Dear members of the MIT community,
I started this monthly newsletter to welcome more interaction with you. After seven editions, I have learned a few things: a high portion of our alumni read the Dean’s Note. You are interested in research news, startups, and an inside look at MIT. Articles that take readers inside the classroom draw interest. Videos that reveal a snapshot of life on campus do the same.
With intelligence and humor, readers have embraced the questions I’ve asked. Such was the case in response to last month’s question: “Which MIT idea or technology has most positively impacted the world to date?” One of my favorite emails came from an alum who credited MIT (and a decision to stay in the Boston area) for his marriage and two high-impact children.

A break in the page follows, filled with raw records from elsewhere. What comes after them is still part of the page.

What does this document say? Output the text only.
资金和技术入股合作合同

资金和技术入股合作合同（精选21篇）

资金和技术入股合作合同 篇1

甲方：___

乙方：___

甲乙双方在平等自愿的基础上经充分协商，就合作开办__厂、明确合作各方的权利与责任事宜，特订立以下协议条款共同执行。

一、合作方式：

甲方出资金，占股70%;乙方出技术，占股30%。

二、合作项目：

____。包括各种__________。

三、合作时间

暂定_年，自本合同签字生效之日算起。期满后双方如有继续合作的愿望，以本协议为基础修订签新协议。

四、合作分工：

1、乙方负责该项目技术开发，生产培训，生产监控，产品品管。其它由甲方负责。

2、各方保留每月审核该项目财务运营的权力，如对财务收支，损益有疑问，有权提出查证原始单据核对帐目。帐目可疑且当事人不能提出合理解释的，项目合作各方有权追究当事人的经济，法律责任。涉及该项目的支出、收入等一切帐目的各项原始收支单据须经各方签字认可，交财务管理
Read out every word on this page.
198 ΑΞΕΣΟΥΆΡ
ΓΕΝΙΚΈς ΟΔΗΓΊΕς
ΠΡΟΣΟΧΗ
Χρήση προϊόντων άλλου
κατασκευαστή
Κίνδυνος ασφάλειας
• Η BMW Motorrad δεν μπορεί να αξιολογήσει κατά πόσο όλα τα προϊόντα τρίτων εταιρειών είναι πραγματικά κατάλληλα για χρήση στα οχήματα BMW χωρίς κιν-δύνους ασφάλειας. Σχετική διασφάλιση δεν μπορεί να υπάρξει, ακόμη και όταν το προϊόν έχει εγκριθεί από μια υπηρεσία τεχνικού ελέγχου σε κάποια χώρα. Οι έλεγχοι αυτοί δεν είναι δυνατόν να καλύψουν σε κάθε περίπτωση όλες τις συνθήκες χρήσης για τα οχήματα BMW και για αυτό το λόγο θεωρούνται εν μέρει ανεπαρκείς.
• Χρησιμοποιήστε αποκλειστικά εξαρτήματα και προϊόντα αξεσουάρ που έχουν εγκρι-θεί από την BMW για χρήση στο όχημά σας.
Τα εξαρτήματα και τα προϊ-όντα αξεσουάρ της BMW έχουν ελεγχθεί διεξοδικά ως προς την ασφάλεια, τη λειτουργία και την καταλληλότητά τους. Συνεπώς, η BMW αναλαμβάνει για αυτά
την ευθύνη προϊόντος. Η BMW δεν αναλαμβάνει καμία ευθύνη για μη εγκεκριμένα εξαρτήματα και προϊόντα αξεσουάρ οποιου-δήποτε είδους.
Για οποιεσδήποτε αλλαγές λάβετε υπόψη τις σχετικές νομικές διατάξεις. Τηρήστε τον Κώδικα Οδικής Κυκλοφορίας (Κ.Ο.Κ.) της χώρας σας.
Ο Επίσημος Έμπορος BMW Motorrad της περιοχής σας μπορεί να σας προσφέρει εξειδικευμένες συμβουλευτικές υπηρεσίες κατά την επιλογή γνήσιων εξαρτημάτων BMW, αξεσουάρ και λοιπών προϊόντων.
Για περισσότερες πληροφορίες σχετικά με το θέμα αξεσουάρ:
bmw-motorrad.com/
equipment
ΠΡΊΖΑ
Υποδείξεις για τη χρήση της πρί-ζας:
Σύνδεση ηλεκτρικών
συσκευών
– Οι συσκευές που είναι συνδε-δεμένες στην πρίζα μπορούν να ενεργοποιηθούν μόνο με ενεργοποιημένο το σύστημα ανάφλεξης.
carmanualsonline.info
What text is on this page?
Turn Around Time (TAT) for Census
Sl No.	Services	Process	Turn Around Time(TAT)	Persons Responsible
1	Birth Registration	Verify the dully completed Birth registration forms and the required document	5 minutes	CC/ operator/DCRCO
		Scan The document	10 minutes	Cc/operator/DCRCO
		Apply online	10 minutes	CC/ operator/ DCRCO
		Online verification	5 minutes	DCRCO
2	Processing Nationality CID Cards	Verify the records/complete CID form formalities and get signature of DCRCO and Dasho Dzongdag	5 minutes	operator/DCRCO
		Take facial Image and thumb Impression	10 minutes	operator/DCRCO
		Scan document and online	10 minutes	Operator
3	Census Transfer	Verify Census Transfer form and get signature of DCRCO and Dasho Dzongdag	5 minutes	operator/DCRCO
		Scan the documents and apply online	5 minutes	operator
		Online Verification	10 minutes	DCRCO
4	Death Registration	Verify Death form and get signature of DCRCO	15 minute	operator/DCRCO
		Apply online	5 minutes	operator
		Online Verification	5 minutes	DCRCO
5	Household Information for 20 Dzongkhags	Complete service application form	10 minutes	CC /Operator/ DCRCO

This month, The Infinite includes news of an MIT report that spotlights worldwide trends in the changing landscape of engineering education, pinpoints the current and emerging leaders in the field, and describes some of its future direction.
Along with research news, we offer you a look at a landmark project at the MIT-IBM Watson AI Laboratory. And for a taste of life on campus, the School of Engineering videographer produced a piece on MIT’s oldest co-ed a cappella group, The Chorallaries of MIT, as they prepared for a major concert: Game of Tones.
And I would like to share a recent article by graduate students who’ve designed a popular class on deep learning. The one-week introductory course focuses on music generation with recurrent neural networks. A dataset features pop song snippets. They teach complex material in a fun and accessible manner.
My question this month: “What do MIT alumni seek from The Infinite?” While we can track general engagement trends, I welcome detail. More in-depth articles about what is happening in our labs and classrooms? More interviews with people in our community? What stories are best told in video? What are we missing? It is my hope that we will ever improve in our ability to bring you stories that deepen your connection to MIT.